I have a problem with something and I'm guessing it's the code.
The application is used to 'ping' some custom made network devices to check if they're alive. It pings them every 20 seconds with a special UDP packet and expects a response. If they fail to answer 3 consecutive pings the application sends a warning message to the staff.
The application is running 24/7 and for a random number of times a day (2-5 mostly) the application fails to receive UDP packets for an exact time of 10 minutes, after which everything goes back to normal. During those 10 minutes only 1 device seems to be replying, others seem dead. That I've been able to deduce from the logs.
I've used wireshark to sniff the packets and I've verified that ping packets are going both out AND in, so the network part seems to be working okay, all the way to the OS. The computers are running WinXPPro and some have no configured firewall whatsoever. I'm having this issue on different computers, different windows installs and different networks.
I'm really at a loss as to what might be the problem here.
I'm attaching the relevant part of the code which does all the network. This is run in a separate thread from the rest of the application.
I thank you in advance for whatever insight you might provide.
def monitor(self):
checkTimer = time()
while self.running:
read, write, error = select.select([self.commSocket],[self.commSocket],[],0)
if self.commSocket in read:
try:
data, addr = self.commSocket.recvfrom(1024)
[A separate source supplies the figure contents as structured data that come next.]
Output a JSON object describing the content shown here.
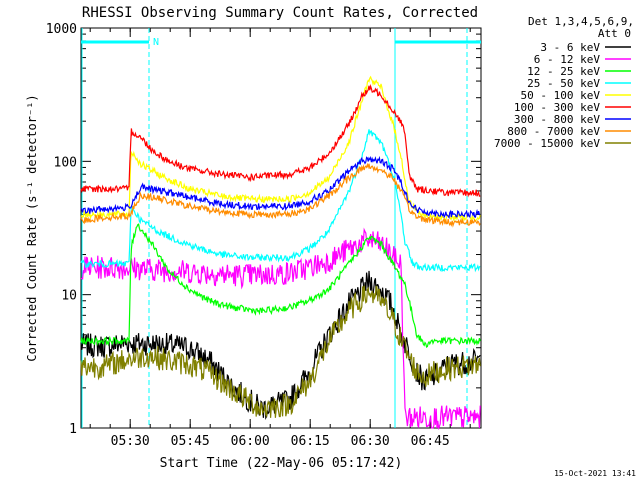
{
  "chart_data": {
    "type": "line",
    "title": "RHESSI Observing Summary Count Rates, Corrected",
    "xlabel": "Start Time (22-May-06 05:17:42)",
    "ylabel": "Corrected Count Rate (s⁻¹ detector⁻¹)",
    "yscale": "log",
    "ylim": [
      1,
      1000
    ],
    "xlim_minutes_after_0517": [
      0,
      100
    ],
    "x_ticks": [
      "05:30",
      "05:45",
      "06:00",
      "06:15",
      "06:30",
      "06:45"
    ],
    "x_tick_minutes": [
      12.3,
      27.3,
      42.3,
      57.3,
      72.3,
      87.3
    ],
    "y_ticks": [
      "1",
      "10",
      "100",
      "1000"
    ],
    "y_tick_values": [
      1,
      10,
      100,
      1000
    ],
    "legend_header": [
      "Det 1,3,4,5,6,9,",
      "Att 0"
    ],
    "legend_position": "top-right, outside plot",
    "night_marker": "N",
    "flag_bars_minutes": [
      [
        0,
        17
      ],
      [
        78.5,
        100
      ]
    ],
    "vertical_markers_solid_minutes": [
      0,
      78.5
    ],
    "vertical_markers_dashed_minutes": [
      17,
      96.5
    ],
    "footer_date": "15-Oct-2021 13:41",
    "series": [
      {
        "name": "3 - 6 keV",
        "color": "#000000",
        "x": [
          0,
          6,
          12,
          13,
          17,
          22,
          27,
          32,
          38,
          45,
          52,
          57,
          62,
          67,
          72,
          75,
          78,
          80,
          82,
          84,
          86,
          88,
          92,
          96,
          100
        ],
        "y": [
          4.2,
          4.1,
          4.4,
          4.3,
          4.3,
          4.2,
          4.0,
          3.2,
          2.0,
          1.4,
          1.6,
          2.6,
          5.0,
          8.5,
          12.5,
          11.0,
          8.0,
          5.0,
          3.8,
          2.6,
          2.2,
          2.4,
          3.0,
          3.1,
          3.2
        ]
      },
      {
        "name": "6 - 12 keV",
        "color": "#ff00ff",
        "x": [
          0,
          6,
          12,
          17,
          25,
          32,
          38,
          45,
          52,
          57,
          62,
          67,
          72,
          76,
          78,
          80,
          81,
          83,
          86,
          88,
          92,
          96,
          100
        ],
        "y": [
          16,
          16,
          16,
          15.5,
          15,
          14.5,
          14,
          14,
          14.5,
          16,
          18,
          22,
          26,
          23,
          19,
          17,
          1.2,
          1.2,
          1.2,
          1.2,
          1.2,
          1.2,
          1.2
        ]
      },
      {
        "name": "12 - 25 keV",
        "color": "#00ff00",
        "x": [
          0,
          6,
          12,
          12.5,
          14,
          17,
          22,
          27,
          32,
          38,
          45,
          52,
          57,
          62,
          67,
          72,
          75,
          78,
          81,
          82,
          84,
          86,
          88,
          92,
          96,
          100
        ],
        "y": [
          4.5,
          4.5,
          4.5,
          22,
          34,
          26,
          15,
          11,
          9,
          8,
          7.5,
          8,
          9,
          11,
          17,
          27,
          24,
          17,
          12,
          9,
          5,
          4.2,
          4.5,
          4.5,
          4.5,
          4.5
        ]
      },
      {
        "name": "25 - 50 keV",
        "color": "#00ffff",
        "x": [
          0,
          6,
          10,
          12,
          12.5,
          15,
          20,
          25,
          30,
          35,
          42,
          52,
          57,
          62,
          67,
          70,
          72,
          75,
          78,
          80,
          81,
          83,
          85,
          88,
          92,
          96,
          100
        ],
        "y": [
          17,
          17,
          17,
          17,
          46,
          36,
          29,
          25,
          22,
          20,
          19,
          19,
          22,
          30,
          60,
          105,
          170,
          140,
          80,
          40,
          25,
          17,
          16,
          16,
          16,
          16,
          16
        ]
      },
      {
        "name": "50 - 100 keV",
        "color": "#ffff00",
        "x": [
          0,
          6,
          12,
          12.5,
          15,
          20,
          27,
          35,
          42,
          52,
          57,
          62,
          67,
          70,
          72,
          75,
          78,
          80,
          81,
          82,
          85,
          88,
          92,
          96,
          100
        ],
        "y": [
          40,
          40,
          40,
          120,
          95,
          78,
          62,
          55,
          52,
          52,
          58,
          75,
          140,
          270,
          420,
          360,
          190,
          110,
          70,
          50,
          40,
          38,
          38,
          38,
          38
        ]
      },
      {
        "name": "100 - 300 keV",
        "color": "#ff0000",
        "x": [
          0,
          6,
          12,
          12.5,
          15,
          18,
          22,
          27,
          35,
          42,
          52,
          57,
          62,
          67,
          70,
          72,
          75,
          78,
          80,
          81,
          82,
          84,
          88,
          92,
          96,
          100
        ],
        "y": [
          62,
          62,
          62,
          170,
          150,
          120,
          100,
          88,
          80,
          76,
          80,
          88,
          115,
          190,
          300,
          350,
          320,
          240,
          200,
          160,
          80,
          62,
          60,
          58,
          58,
          58
        ]
      },
      {
        "name": "300 - 800 keV",
        "color": "#0000ff",
        "x": [
          0,
          6,
          12,
          15,
          20,
          27,
          35,
          42,
          52,
          57,
          62,
          67,
          70,
          72,
          75,
          78,
          80,
          82,
          84,
          88,
          92,
          96,
          100
        ],
        "y": [
          42,
          44,
          45,
          64,
          60,
          54,
          48,
          46,
          46,
          50,
          60,
          85,
          100,
          104,
          100,
          88,
          70,
          50,
          43,
          41,
          40,
          40,
          40
        ]
      },
      {
        "name": "800 - 7000 keV",
        "color": "#ff8c00",
        "x": [
          0,
          6,
          12,
          15,
          20,
          27,
          35,
          42,
          52,
          57,
          62,
          67,
          70,
          72,
          75,
          78,
          80,
          82,
          84,
          88,
          92,
          96,
          100
        ],
        "y": [
          36,
          38,
          39,
          56,
          52,
          46,
          42,
          40,
          40,
          44,
          55,
          75,
          88,
          92,
          86,
          75,
          60,
          44,
          38,
          36,
          35,
          35,
          35
        ]
      },
      {
        "name": "7000 - 15000 keV",
        "color": "#808000",
        "x": [
          0,
          6,
          12,
          17,
          22,
          27,
          32,
          38,
          45,
          52,
          57,
          62,
          67,
          72,
          75,
          78,
          80,
          82,
          84,
          86,
          88,
          92,
          96,
          100
        ],
        "y": [
          2.9,
          2.9,
          3.3,
          3.5,
          3.2,
          3.0,
          2.6,
          1.9,
          1.4,
          1.5,
          2.2,
          4.5,
          7.5,
          10.5,
          9.0,
          6.5,
          4.6,
          3.4,
          2.6,
          2.4,
          2.6,
          2.8,
          2.9,
          3.0
        ]
      }
    ]
  }
}
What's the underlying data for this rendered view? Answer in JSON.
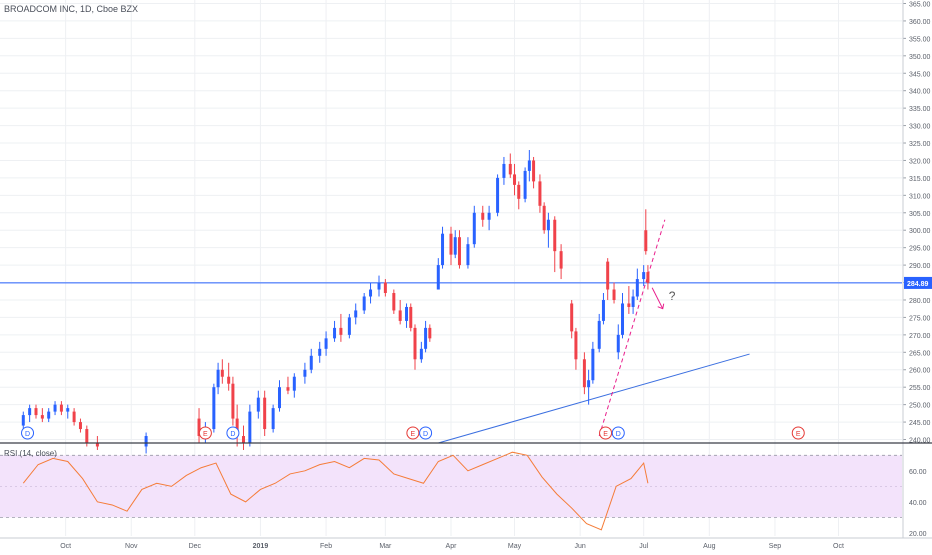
{
  "header": {
    "title": "BROADCOM INC, 1D, Cboe BZX"
  },
  "rsi_panel": {
    "label": "RSI (14, close)"
  },
  "colors": {
    "up": "#2962ff",
    "down": "#f0424a",
    "hline": "#2962ff",
    "trendline": "#3b6fe0",
    "pink": "#e91e8c",
    "rsi_line": "#f57c38",
    "rsi_band": "#f3e3fb",
    "grid": "#eef0f3",
    "event_blue": "#2962ff",
    "event_red": "#e53935"
  },
  "chart_data": [
    {
      "type": "candlestick",
      "title": "BROADCOM INC, 1D, Cboe BZX",
      "x_tick_labels": [
        "Oct",
        "Nov",
        "Dec",
        "2019",
        "Feb",
        "Mar",
        "Apr",
        "May",
        "Jun",
        "Jul",
        "Aug",
        "Sep",
        "Oct"
      ],
      "y_ticks": [
        240,
        245,
        250,
        255,
        260,
        265,
        270,
        275,
        280,
        285,
        290,
        295,
        300,
        305,
        310,
        315,
        320,
        325,
        330,
        335,
        340,
        345,
        350,
        355,
        360,
        365
      ],
      "y_tick_labels": [
        "240.00",
        "245.00",
        "250.00",
        "255.00",
        "260.00",
        "265.00",
        "270.00",
        "275.00",
        "280.00",
        "285.00",
        "290.00",
        "295.00",
        "300.00",
        "305.00",
        "310.00",
        "315.00",
        "320.00",
        "325.00",
        "330.00",
        "335.00",
        "340.00",
        "345.00",
        "350.00",
        "355.00",
        "360.00",
        "365.00"
      ],
      "ylim": [
        239,
        366
      ],
      "last_price": 284.89,
      "last_price_label": "284.89",
      "horizontal_line": 284.89,
      "annotation": "?",
      "events": [
        {
          "date": "2018-09-13",
          "label": "D",
          "kind": "dividend"
        },
        {
          "date": "2018-12-06",
          "label": "E",
          "kind": "earnings"
        },
        {
          "date": "2018-12-19",
          "label": "D",
          "kind": "dividend"
        },
        {
          "date": "2019-03-14",
          "label": "E",
          "kind": "earnings"
        },
        {
          "date": "2019-03-20",
          "label": "D",
          "kind": "dividend"
        },
        {
          "date": "2019-06-13",
          "label": "E",
          "kind": "earnings"
        },
        {
          "date": "2019-06-19",
          "label": "D",
          "kind": "dividend"
        },
        {
          "date": "2019-09-12",
          "label": "E",
          "kind": "earnings"
        }
      ],
      "trendlines": [
        {
          "from": {
            "date": "2019-03-26",
            "value": 239
          },
          "to": {
            "date": "2019-08-20",
            "value": 264.5
          }
        },
        {
          "from": {
            "date": "2019-06-10",
            "value": 241
          },
          "to": {
            "date": "2019-07-11",
            "value": 303
          }
        }
      ],
      "arrow": {
        "from": {
          "date": "2019-07-05",
          "value": 283.5
        },
        "to": {
          "date": "2019-07-10",
          "value": 277.5
        }
      },
      "candles": [
        {
          "d": "2018-09-11",
          "o": 244,
          "h": 248,
          "l": 242,
          "c": 247
        },
        {
          "d": "2018-09-14",
          "o": 247,
          "h": 250,
          "l": 245,
          "c": 249
        },
        {
          "d": "2018-09-17",
          "o": 249,
          "h": 250,
          "l": 246,
          "c": 247
        },
        {
          "d": "2018-09-20",
          "o": 247,
          "h": 249,
          "l": 245,
          "c": 246
        },
        {
          "d": "2018-09-23",
          "o": 246,
          "h": 249,
          "l": 245,
          "c": 248
        },
        {
          "d": "2018-09-26",
          "o": 248,
          "h": 251,
          "l": 247,
          "c": 250
        },
        {
          "d": "2018-09-29",
          "o": 250,
          "h": 251,
          "l": 247,
          "c": 248
        },
        {
          "d": "2018-10-02",
          "o": 248,
          "h": 250,
          "l": 246,
          "c": 249
        },
        {
          "d": "2018-10-05",
          "o": 248,
          "h": 249,
          "l": 244,
          "c": 245
        },
        {
          "d": "2018-10-08",
          "o": 245,
          "h": 246,
          "l": 242,
          "c": 243
        },
        {
          "d": "2018-10-11",
          "o": 243,
          "h": 244,
          "l": 238,
          "c": 239
        },
        {
          "d": "2018-10-16",
          "o": 239,
          "h": 241,
          "l": 237,
          "c": 238
        },
        {
          "d": "2018-11-08",
          "o": 238,
          "h": 242,
          "l": 236,
          "c": 241
        },
        {
          "d": "2018-12-03",
          "o": 246,
          "h": 249,
          "l": 239,
          "c": 241
        },
        {
          "d": "2018-12-06",
          "o": 242,
          "h": 245,
          "l": 239,
          "c": 243
        },
        {
          "d": "2018-12-10",
          "o": 243,
          "h": 256,
          "l": 242,
          "c": 255
        },
        {
          "d": "2018-12-12",
          "o": 255,
          "h": 262,
          "l": 253,
          "c": 260
        },
        {
          "d": "2018-12-14",
          "o": 260,
          "h": 263,
          "l": 256,
          "c": 258
        },
        {
          "d": "2018-12-17",
          "o": 258,
          "h": 262,
          "l": 254,
          "c": 256
        },
        {
          "d": "2018-12-19",
          "o": 256,
          "h": 258,
          "l": 244,
          "c": 246
        },
        {
          "d": "2018-12-21",
          "o": 246,
          "h": 250,
          "l": 238,
          "c": 241
        },
        {
          "d": "2018-12-24",
          "o": 241,
          "h": 244,
          "l": 237,
          "c": 239
        },
        {
          "d": "2018-12-27",
          "o": 239,
          "h": 250,
          "l": 238,
          "c": 248
        },
        {
          "d": "2018-12-31",
          "o": 248,
          "h": 254,
          "l": 246,
          "c": 252
        },
        {
          "d": "2019-01-03",
          "o": 252,
          "h": 254,
          "l": 241,
          "c": 243
        },
        {
          "d": "2019-01-07",
          "o": 243,
          "h": 250,
          "l": 242,
          "c": 249
        },
        {
          "d": "2019-01-10",
          "o": 249,
          "h": 257,
          "l": 248,
          "c": 255
        },
        {
          "d": "2019-01-14",
          "o": 255,
          "h": 258,
          "l": 253,
          "c": 254
        },
        {
          "d": "2019-01-17",
          "o": 254,
          "h": 259,
          "l": 252,
          "c": 258
        },
        {
          "d": "2019-01-22",
          "o": 258,
          "h": 262,
          "l": 256,
          "c": 260
        },
        {
          "d": "2019-01-25",
          "o": 260,
          "h": 266,
          "l": 259,
          "c": 264
        },
        {
          "d": "2019-01-29",
          "o": 264,
          "h": 268,
          "l": 262,
          "c": 266
        },
        {
          "d": "2019-02-01",
          "o": 266,
          "h": 271,
          "l": 264,
          "c": 269
        },
        {
          "d": "2019-02-05",
          "o": 269,
          "h": 274,
          "l": 268,
          "c": 272
        },
        {
          "d": "2019-02-08",
          "o": 272,
          "h": 276,
          "l": 268,
          "c": 270
        },
        {
          "d": "2019-02-12",
          "o": 270,
          "h": 276,
          "l": 269,
          "c": 275
        },
        {
          "d": "2019-02-15",
          "o": 275,
          "h": 279,
          "l": 273,
          "c": 277
        },
        {
          "d": "2019-02-19",
          "o": 277,
          "h": 282,
          "l": 276,
          "c": 281
        },
        {
          "d": "2019-02-22",
          "o": 281,
          "h": 285,
          "l": 279,
          "c": 283
        },
        {
          "d": "2019-02-26",
          "o": 283,
          "h": 287,
          "l": 281,
          "c": 285
        },
        {
          "d": "2019-03-01",
          "o": 285,
          "h": 286,
          "l": 281,
          "c": 282
        },
        {
          "d": "2019-03-05",
          "o": 282,
          "h": 283,
          "l": 276,
          "c": 277
        },
        {
          "d": "2019-03-08",
          "o": 277,
          "h": 280,
          "l": 273,
          "c": 274
        },
        {
          "d": "2019-03-11",
          "o": 274,
          "h": 279,
          "l": 272,
          "c": 278
        },
        {
          "d": "2019-03-13",
          "o": 278,
          "h": 279,
          "l": 271,
          "c": 272
        },
        {
          "d": "2019-03-15",
          "o": 272,
          "h": 273,
          "l": 260,
          "c": 263
        },
        {
          "d": "2019-03-18",
          "o": 263,
          "h": 268,
          "l": 262,
          "c": 266
        },
        {
          "d": "2019-03-20",
          "o": 266,
          "h": 274,
          "l": 265,
          "c": 272
        },
        {
          "d": "2019-03-22",
          "o": 272,
          "h": 273,
          "l": 268,
          "c": 269
        },
        {
          "d": "2019-03-26",
          "o": 283,
          "h": 292,
          "l": 283,
          "c": 290
        },
        {
          "d": "2019-03-28",
          "o": 290,
          "h": 301,
          "l": 289,
          "c": 299
        },
        {
          "d": "2019-04-01",
          "o": 299,
          "h": 301,
          "l": 290,
          "c": 293
        },
        {
          "d": "2019-04-03",
          "o": 293,
          "h": 300,
          "l": 292,
          "c": 298
        },
        {
          "d": "2019-04-05",
          "o": 298,
          "h": 300,
          "l": 289,
          "c": 290
        },
        {
          "d": "2019-04-09",
          "o": 290,
          "h": 298,
          "l": 289,
          "c": 296
        },
        {
          "d": "2019-04-12",
          "o": 296,
          "h": 307,
          "l": 295,
          "c": 305
        },
        {
          "d": "2019-04-16",
          "o": 305,
          "h": 307,
          "l": 301,
          "c": 303
        },
        {
          "d": "2019-04-19",
          "o": 303,
          "h": 307,
          "l": 300,
          "c": 305
        },
        {
          "d": "2019-04-23",
          "o": 305,
          "h": 316,
          "l": 304,
          "c": 315
        },
        {
          "d": "2019-04-26",
          "o": 315,
          "h": 321,
          "l": 313,
          "c": 319
        },
        {
          "d": "2019-04-29",
          "o": 319,
          "h": 322,
          "l": 315,
          "c": 316
        },
        {
          "d": "2019-05-01",
          "o": 316,
          "h": 319,
          "l": 310,
          "c": 313
        },
        {
          "d": "2019-05-03",
          "o": 313,
          "h": 314,
          "l": 306,
          "c": 309
        },
        {
          "d": "2019-05-06",
          "o": 309,
          "h": 318,
          "l": 308,
          "c": 317
        },
        {
          "d": "2019-05-08",
          "o": 317,
          "h": 323,
          "l": 314,
          "c": 320
        },
        {
          "d": "2019-05-10",
          "o": 320,
          "h": 321,
          "l": 312,
          "c": 314
        },
        {
          "d": "2019-05-13",
          "o": 314,
          "h": 316,
          "l": 305,
          "c": 307
        },
        {
          "d": "2019-05-15",
          "o": 307,
          "h": 308,
          "l": 299,
          "c": 300
        },
        {
          "d": "2019-05-17",
          "o": 300,
          "h": 305,
          "l": 295,
          "c": 303
        },
        {
          "d": "2019-05-20",
          "o": 303,
          "h": 304,
          "l": 288,
          "c": 294
        },
        {
          "d": "2019-05-23",
          "o": 294,
          "h": 296,
          "l": 286,
          "c": 289
        },
        {
          "d": "2019-05-28",
          "o": 279,
          "h": 280,
          "l": 269,
          "c": 271
        },
        {
          "d": "2019-05-30",
          "o": 271,
          "h": 272,
          "l": 260,
          "c": 263
        },
        {
          "d": "2019-06-03",
          "o": 263,
          "h": 265,
          "l": 253,
          "c": 255
        },
        {
          "d": "2019-06-05",
          "o": 255,
          "h": 260,
          "l": 250,
          "c": 257
        },
        {
          "d": "2019-06-07",
          "o": 257,
          "h": 268,
          "l": 256,
          "c": 266
        },
        {
          "d": "2019-06-10",
          "o": 266,
          "h": 276,
          "l": 265,
          "c": 274
        },
        {
          "d": "2019-06-12",
          "o": 274,
          "h": 282,
          "l": 273,
          "c": 280
        },
        {
          "d": "2019-06-14",
          "o": 291,
          "h": 292,
          "l": 280,
          "c": 283
        },
        {
          "d": "2019-06-17",
          "o": 283,
          "h": 285,
          "l": 279,
          "c": 280
        },
        {
          "d": "2019-06-19",
          "o": 265,
          "h": 273,
          "l": 263,
          "c": 270
        },
        {
          "d": "2019-06-21",
          "o": 270,
          "h": 282,
          "l": 269,
          "c": 279
        },
        {
          "d": "2019-06-24",
          "o": 279,
          "h": 284,
          "l": 276,
          "c": 278
        },
        {
          "d": "2019-06-26",
          "o": 278,
          "h": 283,
          "l": 276,
          "c": 281
        },
        {
          "d": "2019-06-28",
          "o": 281,
          "h": 289,
          "l": 280,
          "c": 286
        },
        {
          "d": "2019-07-01",
          "o": 286,
          "h": 290,
          "l": 284,
          "c": 288
        },
        {
          "d": "2019-07-02",
          "o": 300,
          "h": 306,
          "l": 293,
          "c": 294
        },
        {
          "d": "2019-07-03",
          "o": 288,
          "h": 290,
          "l": 283,
          "c": 284.89
        }
      ]
    },
    {
      "type": "line",
      "title": "RSI (14, close)",
      "y_ticks": [
        20,
        40,
        60
      ],
      "y_tick_labels": [
        "20.00",
        "40.00",
        "60.00"
      ],
      "ylim": [
        18,
        76
      ],
      "band": [
        30,
        70
      ],
      "dates": [
        "2018-09-11",
        "2018-09-18",
        "2018-09-25",
        "2018-10-02",
        "2018-10-09",
        "2018-10-16",
        "2018-10-23",
        "2018-10-30",
        "2018-11-06",
        "2018-11-13",
        "2018-11-20",
        "2018-11-27",
        "2018-12-04",
        "2018-12-11",
        "2018-12-18",
        "2018-12-25",
        "2019-01-01",
        "2019-01-08",
        "2019-01-15",
        "2019-01-22",
        "2019-01-29",
        "2019-02-05",
        "2019-02-12",
        "2019-02-19",
        "2019-02-26",
        "2019-03-05",
        "2019-03-12",
        "2019-03-19",
        "2019-03-26",
        "2019-04-02",
        "2019-04-09",
        "2019-04-16",
        "2019-04-23",
        "2019-04-30",
        "2019-05-07",
        "2019-05-14",
        "2019-05-21",
        "2019-05-28",
        "2019-06-04",
        "2019-06-11",
        "2019-06-18",
        "2019-06-25",
        "2019-07-01",
        "2019-07-03"
      ],
      "values": [
        52,
        64,
        68,
        66,
        55,
        40,
        38,
        34,
        48,
        52,
        50,
        57,
        62,
        65,
        45,
        40,
        48,
        52,
        58,
        60,
        64,
        66,
        62,
        68,
        67,
        58,
        55,
        52,
        66,
        70,
        60,
        64,
        68,
        72,
        70,
        56,
        45,
        36,
        26,
        22,
        50,
        55,
        65,
        52
      ]
    }
  ]
}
self.processInput(data, addr)
except:
pass
if time() - checkTimer > 20: # every 20 seconds
checkTimer = time()
if self.commSocket in write:
for rtc in self.rtcList:
try:
addr = (rtc, 7) # port 7 is the echo port
self.commSocket.sendto('ping',addr)
if not self.rtcCheckins[rtc][0]: # if last check was a failure
self.rtcCheckins[rtc][1] += 1 # incr failure count
self.rtcCheckins[rtc][0] = False # setting last check to failure
except:
pass
for rtc in self.rtcList:
if self.rtcCheckins[rtc][1] > 2: # didn't answer for a whole minute
self.rtcCheckins[rtc][1] = 0
self.sendError(rtc)